CONCLUSIONS: Despite the beneficial effects of M. piperita and M. spicata in digestion, we should also be aware of the toxic effects when the herbs are not used in the recommended fashion or at the recommended dose.

Editorial Comment

This is the first report concerning the effects of peppermint tea on plasma total testosterone, LH, and FSH levels and testicular histologic features.

Peppermint tea is generally considered a safe drink for regular consumption. The authors demonstrate that both M. piperita and M. spicata tea intake decreased plasma testosterone and increased plasma LH and FSH levels in rats. Histologic studies revealed extensive degenerative changes in the germinal epithelium and spermatogenesis arrest when compared to controls.

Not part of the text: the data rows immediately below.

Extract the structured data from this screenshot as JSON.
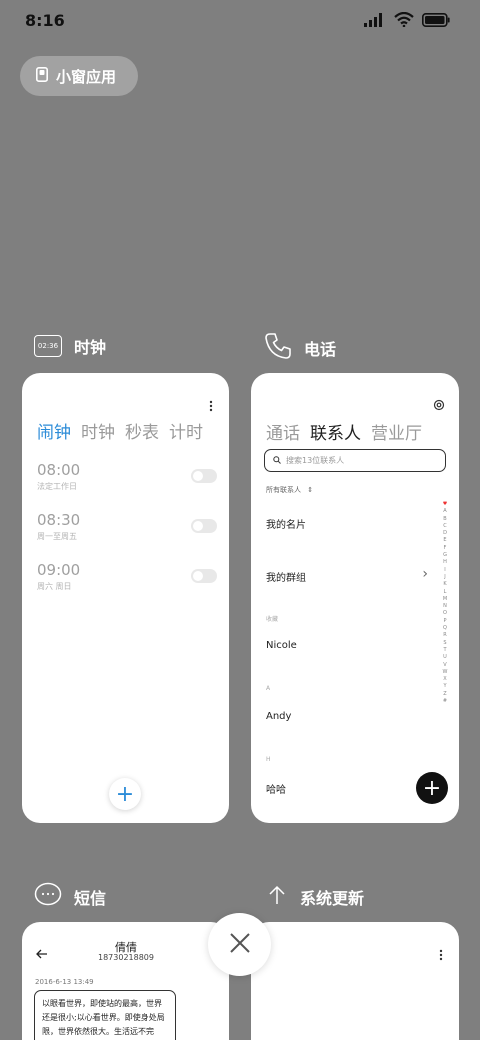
{
  "status_bar": {
    "time": "8:16"
  },
  "small_window": {
    "label": "小窗应用"
  },
  "cards": {
    "clock": {
      "icon_text": "02:36",
      "title": "时钟",
      "tabs": [
        "闹钟",
        "时钟",
        "秒表",
        "计时"
      ],
      "alarms": [
        {
          "time": "08:00",
          "sub": "法定工作日"
        },
        {
          "time": "08:30",
          "sub": "周一至周五"
        },
        {
          "time": "09:00",
          "sub": "周六 周日"
        }
      ],
      "add_label": "+"
    },
    "phone": {
      "title": "电话",
      "tabs": [
        "通话",
        "联系人",
        "营业厅"
      ],
      "search_placeholder": "搜索13位联系人",
      "filter_label": "所有联系人",
      "my_card": "我的名片",
      "my_groups": "我的群组",
      "sections": [
        {
          "label": "收藏",
          "name": "Nicole"
        },
        {
          "label": "A",
          "name": "Andy"
        },
        {
          "label": "H",
          "name": "哈哈"
        }
      ],
      "alpha_index": [
        "♥",
        "A",
        "B",
        "C",
        "D",
        "E",
        "F",
        "G",
        "H",
        "I",
        "J",
        "K",
        "L",
        "M",
        "N",
        "O",
        "P",
        "Q",
        "R",
        "S",
        "T",
        "U",
        "V",
        "W",
        "X",
        "Y",
        "Z",
        "#"
      ],
      "add_label": "+"
    },
    "sms": {
      "title": "短信",
      "contact_name": "倩倩",
      "contact_number": "18730218809",
      "date": "2016-6-13 13:49",
      "message": "以眼看世界，即使站的最高，世界还是很小;以心看世界。即使身处局限，世界依然很大。生活远不完"
    },
    "update": {
      "title": "系统更新"
    }
  }
}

Changes in the pituitary-testicular axis may be responsible for the testicular maturation arrest. The statistically significant decrease in both spermatogenesis and plasma total testosterone levels in the experimental groups was associated with an increase in the plasma FSH and LH levels. These observations prompted the authors to consider the pituitary-testicular axis. The plasma total testosterone levels had decreased and plasma FSH and LH levels increased, as expected. Therefore, the mechanism of spermatogenic abnormalities was more likely a result of the direct effect on germinal epithelium, and the hormonal deficit appeared to be a result of Leydig cell dysfunction. The pituitary gland or hypothalamus may also be affected, and the maturation arrest could have been the result of hypothalamic-pituitary-testicular axis deficiency. However, this hypothesis should be elucidated by additional studies focused on the hypophysial or hypothalamic tissues.

Consumption of M. piperita and M. spicata teas affected spermatogenetic activity at the 20 g/L and 40 g/L dose, respectively, in rats. The authors remember us that despite M. piperita and M. spicata beneficial effects in digestion, people should be aware of their toxic adverse effects when not used in the recommended fashion or at the recommended dose.